You can build a template function and pass in the corresponding parameters.

prompt, err := buildPrompt(params)
if err != nil {
log.Fatal(err)
}
input := blades.UserMessage(prompt)
package main
import (
"context"
"log"
"os"
"github.com/go-kratos/blades"
"github.com/go-kratos/blades/contrib/openai"
)
func main() {
model := openai.NewModel(os.Getenv("OPENAI_MODEL"), openai.Config{
APIKey: os.Getenv("OPENAI_API_KEY"),
})
agent, err := blades.NewAgent(
"Basic Agent",
blades.WithModel(model),
blades.WithInstruction("You can tell user what's in the pictures"),
)
if err != nil {
log.Fatal(err)
}
imagesBytes, err := os.ReadFile("img.png")
if err != nil {
log.Fatal(err)
}
fileLoad := blades.DataPart{
Name: "cat",
MIMEType: blades.MIMEImagePNG,
Bytes: imagesBytes,
}
input := blades.UserMessage(fileLoad)
runner := blades.NewRunner(agent)
output, err := runner.Run(context.Background(), input)
if err != nil {
log.Fatal(err)
}
log.Println(output.Text())
}
  • Clear System Instructions: Provide clear, specific instructions in system messages to help the model better understand task requirements.
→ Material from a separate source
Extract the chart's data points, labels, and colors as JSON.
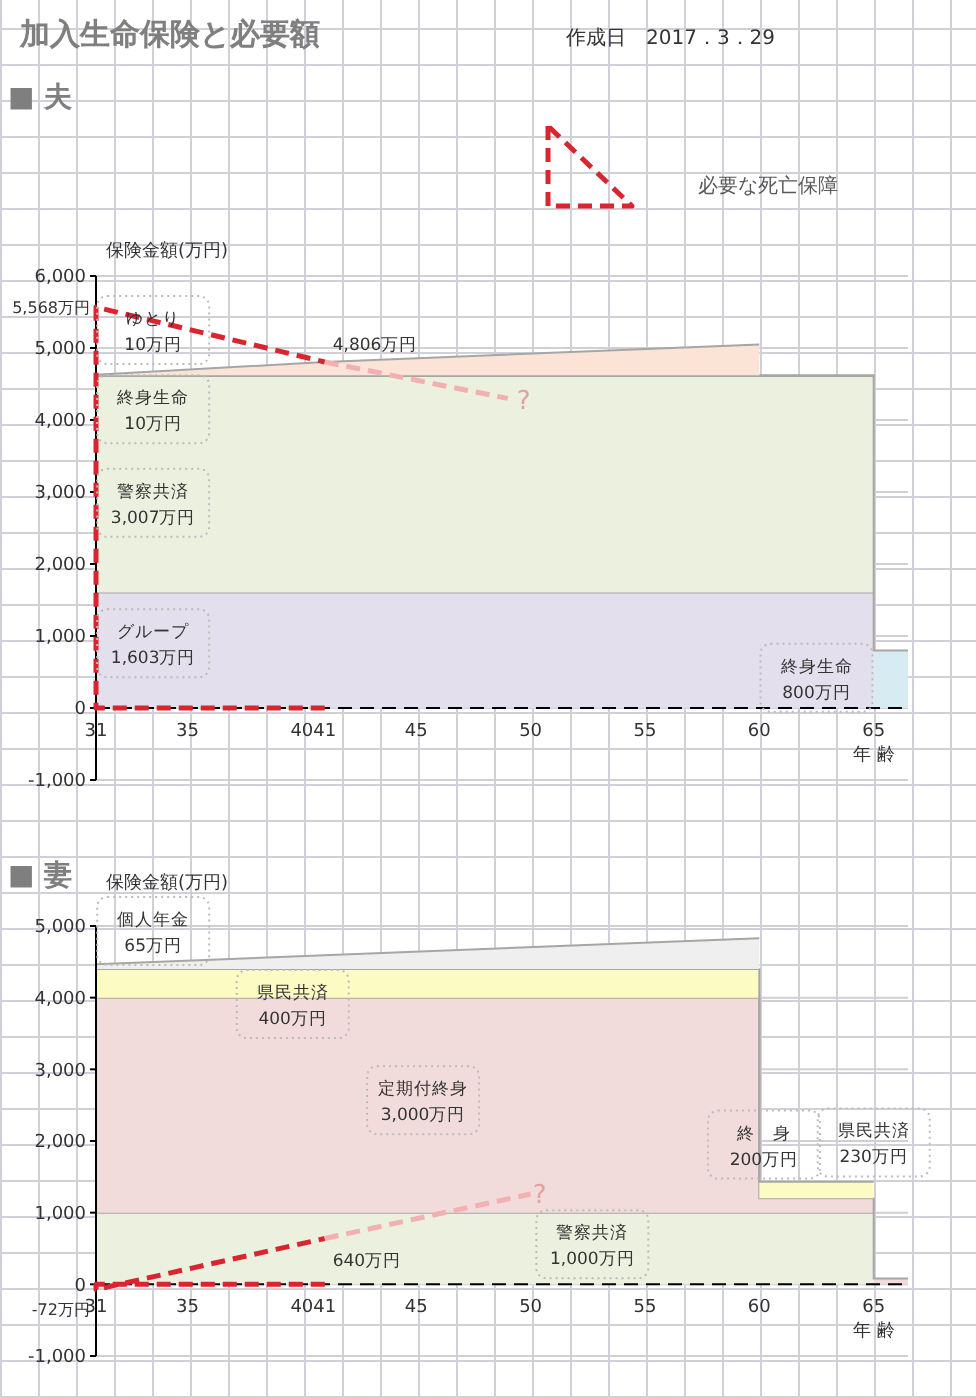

  • Use Templates Appropriately: Leverage templating functionality to improve code reusability and maintainability, especially in scenarios requiring dynamic Prompt generation.
  • Manage Context Length: Pay attention to controlling Prompt length to avoid exceeding the model’s maximum context limit.
  • Error Handling: Always check for errors during template rendering and Prompt construction to ensure application robustness.